“Core-Noncore” Energy Bill Put on Hold

By CMTA Staff

Capitol Update, May 27, 2005 Share this on FacebookTweet thisEmail this to a friend

The Schwarzenegger Administration-sponsored retail electric "core-noncore" bill was held in committee on May 26th, making it very unlikely the Legislature will take action this year on reopening the direct access (DA) market.

The Assembly Appropriations Committee voted to keep the bill and not send it to the Assembly floor.

AB 1704 by Assemblymember Keith Richman (R-Northridge) lifts the suspension of DA and establishes a "core-noncore" market.

CMTA, which has a "support if amended" position on the bill, appreciates Assemblymember Richman’s intent to set up a workable market and supports the eventual lifting of the suspension of DA, but believes that there are important milestones that must be accomplished first.  CMTA recommends that California policymakers not lift the suspension of DA or impose a "core-noncore" market until the wholesale market is competitive and the DA Cost Responsibility Surcharge (CRS) methodology is reviewed and changed.

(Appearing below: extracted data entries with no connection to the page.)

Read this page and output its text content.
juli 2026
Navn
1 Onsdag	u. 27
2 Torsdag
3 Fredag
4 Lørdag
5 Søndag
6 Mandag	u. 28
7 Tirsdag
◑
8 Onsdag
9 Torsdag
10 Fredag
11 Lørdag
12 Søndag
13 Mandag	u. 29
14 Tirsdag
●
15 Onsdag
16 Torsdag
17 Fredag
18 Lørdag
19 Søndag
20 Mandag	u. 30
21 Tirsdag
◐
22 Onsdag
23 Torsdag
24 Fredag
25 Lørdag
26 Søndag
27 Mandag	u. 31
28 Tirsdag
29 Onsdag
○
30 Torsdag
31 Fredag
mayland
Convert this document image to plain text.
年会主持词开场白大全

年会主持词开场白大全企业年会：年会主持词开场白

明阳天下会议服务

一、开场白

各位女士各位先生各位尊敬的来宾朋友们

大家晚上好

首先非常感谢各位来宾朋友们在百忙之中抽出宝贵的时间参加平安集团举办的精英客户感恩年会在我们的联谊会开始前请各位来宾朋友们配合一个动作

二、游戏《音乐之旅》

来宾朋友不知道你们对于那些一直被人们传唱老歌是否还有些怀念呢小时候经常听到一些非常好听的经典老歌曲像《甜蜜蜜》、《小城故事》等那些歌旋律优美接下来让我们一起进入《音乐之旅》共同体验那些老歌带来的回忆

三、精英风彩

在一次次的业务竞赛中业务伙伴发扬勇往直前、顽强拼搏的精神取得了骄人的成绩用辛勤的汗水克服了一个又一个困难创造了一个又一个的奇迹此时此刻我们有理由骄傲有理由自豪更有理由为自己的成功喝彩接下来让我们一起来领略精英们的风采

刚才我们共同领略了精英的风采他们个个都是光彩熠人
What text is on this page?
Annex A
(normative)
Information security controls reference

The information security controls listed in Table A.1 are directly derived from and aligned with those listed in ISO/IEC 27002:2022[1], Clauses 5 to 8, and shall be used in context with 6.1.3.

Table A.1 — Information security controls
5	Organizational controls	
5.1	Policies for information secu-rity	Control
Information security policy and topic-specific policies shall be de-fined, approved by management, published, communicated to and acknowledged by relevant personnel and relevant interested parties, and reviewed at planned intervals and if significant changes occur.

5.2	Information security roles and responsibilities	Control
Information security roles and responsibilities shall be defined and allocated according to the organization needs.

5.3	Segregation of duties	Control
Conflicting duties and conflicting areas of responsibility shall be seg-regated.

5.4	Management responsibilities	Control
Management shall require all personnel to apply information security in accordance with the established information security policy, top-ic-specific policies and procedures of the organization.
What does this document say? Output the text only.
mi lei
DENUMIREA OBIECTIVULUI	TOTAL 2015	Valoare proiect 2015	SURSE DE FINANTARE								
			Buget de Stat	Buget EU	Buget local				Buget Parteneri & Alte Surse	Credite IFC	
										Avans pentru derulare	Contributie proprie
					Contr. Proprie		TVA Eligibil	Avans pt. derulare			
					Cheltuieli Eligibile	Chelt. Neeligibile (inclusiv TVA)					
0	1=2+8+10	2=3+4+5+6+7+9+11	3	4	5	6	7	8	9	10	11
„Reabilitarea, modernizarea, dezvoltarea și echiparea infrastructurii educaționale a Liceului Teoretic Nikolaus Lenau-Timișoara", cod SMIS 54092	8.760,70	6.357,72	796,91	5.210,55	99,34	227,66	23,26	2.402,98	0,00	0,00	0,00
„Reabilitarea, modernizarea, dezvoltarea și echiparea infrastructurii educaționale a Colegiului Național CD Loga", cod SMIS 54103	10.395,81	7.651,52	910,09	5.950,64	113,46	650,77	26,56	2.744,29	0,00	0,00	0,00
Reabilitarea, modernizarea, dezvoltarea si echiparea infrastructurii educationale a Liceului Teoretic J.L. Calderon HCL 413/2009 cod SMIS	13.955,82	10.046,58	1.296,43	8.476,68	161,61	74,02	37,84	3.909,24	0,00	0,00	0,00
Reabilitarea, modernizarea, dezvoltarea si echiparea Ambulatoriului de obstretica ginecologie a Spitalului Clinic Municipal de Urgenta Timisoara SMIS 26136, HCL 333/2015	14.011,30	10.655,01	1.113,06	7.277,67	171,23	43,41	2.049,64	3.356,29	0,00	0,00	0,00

Since the 2000-2001 electricity crisis, California has taken an important step to establish a robust and competitive wholesale market.  AB 57 (Roderick Wright, Ch. 835, Stats. 2002) created competitive and transparent electricity procurement rules to spur investment in new generation.  While progress has been made, the wholesale market remains extremely thin and not sufficiently competitive.  Long-term power is not available for current DA customers at cost-effective price levels.  It would be unfair to customers and damaging to the state’s economy to require customers to make one-time decisions on participation in a noncore market before DA is a competitive and viable option.

Additionally, the methodology for determining the DA CRS (exit fee) adopted by the California Public Utilities Commission (CPUC) overstates the CRS and causes significant delays in providing the CRS figures to DA customers.  As of April 2005, DA customers do not have "trued-up" cost responsibility obligations for 2003 or even estimates for 2004.   Expanding DA to more customers should follow the establishment of a fairer and less costly and uncertain CRS methodology.

Meanwhile, California voters may have an opportunity to take action on DA if a labor-supported initiative prohibiting new DA is put on a statewide ballot this November.  The so-called "Repeal of Electricity Deregulation and Blackout Prevention Act" prohibits new DA beginning in 2006, subjects existing DA customers to more restrictive coming-and-going rules (between DA and bundled utility service) than the CPUC-approved rules currently in place.  The initiative would also subject energy service providers (ESPs) to CPUC regulation, which would have a chilling effect on ESPs willingness to do business in the California DA market.  The Governor has until June 13 to decide whether to call a special election in November.  Otherwise the initiative would be on the June, 2006 primary ballot.